In group A, the comparison between the administered activity and the recommended activity calculated using a personalized dosimetry software with multicompartmental (MIRD) approach showed that the patients who progressed received less activity than recommended (Figure 4) or that this activity was not adequately distributed (Figure 5). Our results indicate that reaching a minimal absorbed dose criteria increases the efficacy of SIRT. They support the use of a more personalized predictive dosimetry instead of the classical non-compartmental MIRD dosimetry for treatment planning. This is in line with the notion that a minimal absorbed dose of a minimum 205 Gy to the lesion is required to achieve an optimal response for SIRT with glass microspheres19,20.

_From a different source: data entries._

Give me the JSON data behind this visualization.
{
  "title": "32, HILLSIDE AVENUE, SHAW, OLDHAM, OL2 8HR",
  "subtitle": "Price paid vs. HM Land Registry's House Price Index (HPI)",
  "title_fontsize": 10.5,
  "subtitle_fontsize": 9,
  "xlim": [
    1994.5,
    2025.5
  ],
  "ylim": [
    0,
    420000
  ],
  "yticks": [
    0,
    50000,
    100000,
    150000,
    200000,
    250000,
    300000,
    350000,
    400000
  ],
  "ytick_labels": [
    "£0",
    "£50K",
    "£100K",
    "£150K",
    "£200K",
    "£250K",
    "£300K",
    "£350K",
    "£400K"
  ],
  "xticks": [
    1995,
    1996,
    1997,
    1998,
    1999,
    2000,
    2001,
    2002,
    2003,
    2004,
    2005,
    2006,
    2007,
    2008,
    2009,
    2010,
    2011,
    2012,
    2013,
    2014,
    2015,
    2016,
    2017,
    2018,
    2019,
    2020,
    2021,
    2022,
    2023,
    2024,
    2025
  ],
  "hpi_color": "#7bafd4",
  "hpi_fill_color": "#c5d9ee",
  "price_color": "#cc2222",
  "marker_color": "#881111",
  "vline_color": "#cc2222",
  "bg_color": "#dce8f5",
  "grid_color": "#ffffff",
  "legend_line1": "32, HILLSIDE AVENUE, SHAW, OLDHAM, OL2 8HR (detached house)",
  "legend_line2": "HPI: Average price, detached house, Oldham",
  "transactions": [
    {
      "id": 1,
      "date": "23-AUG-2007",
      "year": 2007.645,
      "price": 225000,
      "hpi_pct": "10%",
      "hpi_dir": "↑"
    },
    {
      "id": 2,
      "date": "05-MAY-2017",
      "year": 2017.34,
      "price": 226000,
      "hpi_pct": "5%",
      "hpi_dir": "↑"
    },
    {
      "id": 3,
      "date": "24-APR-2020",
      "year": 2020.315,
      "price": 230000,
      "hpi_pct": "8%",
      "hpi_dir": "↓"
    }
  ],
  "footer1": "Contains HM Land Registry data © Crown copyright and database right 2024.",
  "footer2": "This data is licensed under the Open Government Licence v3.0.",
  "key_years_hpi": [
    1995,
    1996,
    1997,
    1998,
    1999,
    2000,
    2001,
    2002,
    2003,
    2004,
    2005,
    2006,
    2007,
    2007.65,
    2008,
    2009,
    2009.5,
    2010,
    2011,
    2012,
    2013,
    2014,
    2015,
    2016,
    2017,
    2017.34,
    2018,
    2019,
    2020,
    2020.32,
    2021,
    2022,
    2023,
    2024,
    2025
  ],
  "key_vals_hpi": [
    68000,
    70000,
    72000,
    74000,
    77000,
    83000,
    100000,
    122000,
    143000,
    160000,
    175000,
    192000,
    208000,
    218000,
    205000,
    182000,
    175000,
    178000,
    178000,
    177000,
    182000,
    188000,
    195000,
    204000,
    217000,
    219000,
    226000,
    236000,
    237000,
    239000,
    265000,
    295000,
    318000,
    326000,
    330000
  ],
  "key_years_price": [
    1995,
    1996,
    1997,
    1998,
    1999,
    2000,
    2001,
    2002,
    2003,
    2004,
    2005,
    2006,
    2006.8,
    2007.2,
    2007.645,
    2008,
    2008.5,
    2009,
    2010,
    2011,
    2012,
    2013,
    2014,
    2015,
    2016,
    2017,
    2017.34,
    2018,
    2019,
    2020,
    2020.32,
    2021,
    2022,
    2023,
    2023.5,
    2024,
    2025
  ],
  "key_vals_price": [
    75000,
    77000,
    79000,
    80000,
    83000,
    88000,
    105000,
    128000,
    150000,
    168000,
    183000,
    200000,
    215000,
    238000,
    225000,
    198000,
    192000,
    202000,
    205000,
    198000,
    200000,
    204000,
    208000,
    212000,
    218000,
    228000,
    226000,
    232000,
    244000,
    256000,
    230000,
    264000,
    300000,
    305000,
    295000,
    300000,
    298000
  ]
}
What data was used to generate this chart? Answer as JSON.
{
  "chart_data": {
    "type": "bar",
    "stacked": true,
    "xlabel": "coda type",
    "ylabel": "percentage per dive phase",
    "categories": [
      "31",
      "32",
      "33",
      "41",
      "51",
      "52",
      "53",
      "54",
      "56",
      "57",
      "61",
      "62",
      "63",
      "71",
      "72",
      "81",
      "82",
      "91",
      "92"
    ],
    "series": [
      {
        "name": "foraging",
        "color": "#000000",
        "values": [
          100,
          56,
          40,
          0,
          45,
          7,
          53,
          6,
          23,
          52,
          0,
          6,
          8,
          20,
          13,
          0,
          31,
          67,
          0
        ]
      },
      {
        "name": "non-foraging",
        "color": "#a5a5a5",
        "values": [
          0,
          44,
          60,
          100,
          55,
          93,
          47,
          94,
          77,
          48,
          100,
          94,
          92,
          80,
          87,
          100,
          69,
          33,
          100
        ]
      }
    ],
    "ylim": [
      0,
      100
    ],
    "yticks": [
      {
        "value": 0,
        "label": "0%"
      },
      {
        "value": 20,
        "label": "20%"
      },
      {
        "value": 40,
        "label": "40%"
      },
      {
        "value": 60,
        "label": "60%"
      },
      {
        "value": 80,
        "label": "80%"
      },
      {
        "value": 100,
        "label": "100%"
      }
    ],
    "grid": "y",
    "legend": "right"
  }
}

Note that taking into account areas of necrosis in the tumor absorbed dose calculation does not provide an estimate of the dose to the viable tumor, as mentioned by Garin et al.
Dose-response link evaluations, in both groups, shows clearly that a total response cannot be reached if the perfused fraction of the total tumor volume is not enough and about 100%. Giving enough dose to a sufficient tumor volume fraction ensures at least a partial response.
Our study has several limitations, the most important being the small number of patients and its retrospective nature. Furthermore, a bias is to be taken into account due to the fact that some patients had already undergone previous treatments on the treated tumors. Moreover, the groups have been treated in two successive periods. Therefore, the benefit of the experience acquired may have influenced our results for the patients in group B. This effect is mitigated by the fact that the most sensitive part of the protocol that is subjected to a learning curve, that is the angiographic procedure has been performed by experienced radiologists (between 5-10 years’ experience of hepatic angiography practice).